If you need another example of lack of regulations that cost us billions, Google “Kingston Fossil Plant” connected with the Tennessee Valley Authority Project and learn about the failure of the coal ash storage site that polluted three southern states. Find out what happens when coal ash slowly grew into a 60-ft tall mound, spreading over 84 acres at a rate of a thousand tons a day, held back by an earthen dike over 50 years. It finally broke and loosed 1.1 billion gallons of poisonous sludge in those states — in some cases to a depth of six feet. It also filled two rivers in the area. No human life was lost, but thousands of deer and millions of animals and fish died in the sludge.

In both cases, the Democratic administration of President Franklin Delano Roosevelt failed to regulate the disposal of poisonous waste. Now, four generations later, we have the Republican administration of President Donald John Trump that will fail to regulate the disposal of carbon dioxide to prevent abrupt climate changes. Now we have huge corporations powerful enough to force administrations to regulate the use of fossil fuels and to fund solar and wind projects that would enable us to follow the guidelines of the 2015 Paris Agreement on climate.
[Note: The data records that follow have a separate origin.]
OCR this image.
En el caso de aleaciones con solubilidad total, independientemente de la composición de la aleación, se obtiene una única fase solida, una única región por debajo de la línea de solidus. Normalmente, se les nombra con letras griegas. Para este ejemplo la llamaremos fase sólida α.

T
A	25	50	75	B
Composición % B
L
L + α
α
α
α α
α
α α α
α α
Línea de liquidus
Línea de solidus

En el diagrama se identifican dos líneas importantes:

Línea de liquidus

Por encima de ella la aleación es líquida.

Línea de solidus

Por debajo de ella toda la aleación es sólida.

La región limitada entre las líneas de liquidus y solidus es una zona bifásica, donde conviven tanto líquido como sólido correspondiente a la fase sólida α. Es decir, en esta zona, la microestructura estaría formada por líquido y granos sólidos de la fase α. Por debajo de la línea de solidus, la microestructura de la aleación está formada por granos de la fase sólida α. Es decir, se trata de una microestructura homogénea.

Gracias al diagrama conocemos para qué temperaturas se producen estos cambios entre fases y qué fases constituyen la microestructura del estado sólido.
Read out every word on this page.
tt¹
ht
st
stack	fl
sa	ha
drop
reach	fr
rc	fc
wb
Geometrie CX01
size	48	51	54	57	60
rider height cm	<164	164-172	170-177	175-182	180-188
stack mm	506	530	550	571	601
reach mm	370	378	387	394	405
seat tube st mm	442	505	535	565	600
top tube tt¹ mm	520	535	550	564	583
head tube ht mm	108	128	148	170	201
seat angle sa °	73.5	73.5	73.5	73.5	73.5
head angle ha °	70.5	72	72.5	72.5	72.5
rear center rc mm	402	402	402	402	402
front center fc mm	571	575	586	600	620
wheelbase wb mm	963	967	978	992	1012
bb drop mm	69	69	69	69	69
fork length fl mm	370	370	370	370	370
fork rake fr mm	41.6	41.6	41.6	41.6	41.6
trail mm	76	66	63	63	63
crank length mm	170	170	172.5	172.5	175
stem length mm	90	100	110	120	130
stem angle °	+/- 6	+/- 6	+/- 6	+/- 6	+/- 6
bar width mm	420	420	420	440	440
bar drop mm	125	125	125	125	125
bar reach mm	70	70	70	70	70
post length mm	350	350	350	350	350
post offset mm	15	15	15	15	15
As an example, the tech giant Microsoft, under the chairmanship of Bill Gates, has been the largest funder of carbon removal efforts. But with the pressures of a billionaire-owned government opposed to the science of climate change, it has announced to the world that it is no longer going to purchase carbon removal credits produced by companies that have built carbon removal projects.

A coalition of companies buying carbon removal credits announced this change of positions: “We know the world is going to need carbon removal at a scale to meet global net zero goals, but carbon removal does not have a natural buyer, but without a clear source of demand, it is hard for carbon removal companies to attract investment and great entrepreneurs. Basically, it is very difficult to start a carbon removal company.”

Particularly when the government thinks climate change is a “hoax,” “con job,” and says “there is no climate change crisis.” If we don’t remove carbon from the atmosphere, those 1,500-mile storms from the Gulf of Mexico to New York state will soon be 2,000-mile storms to Maine.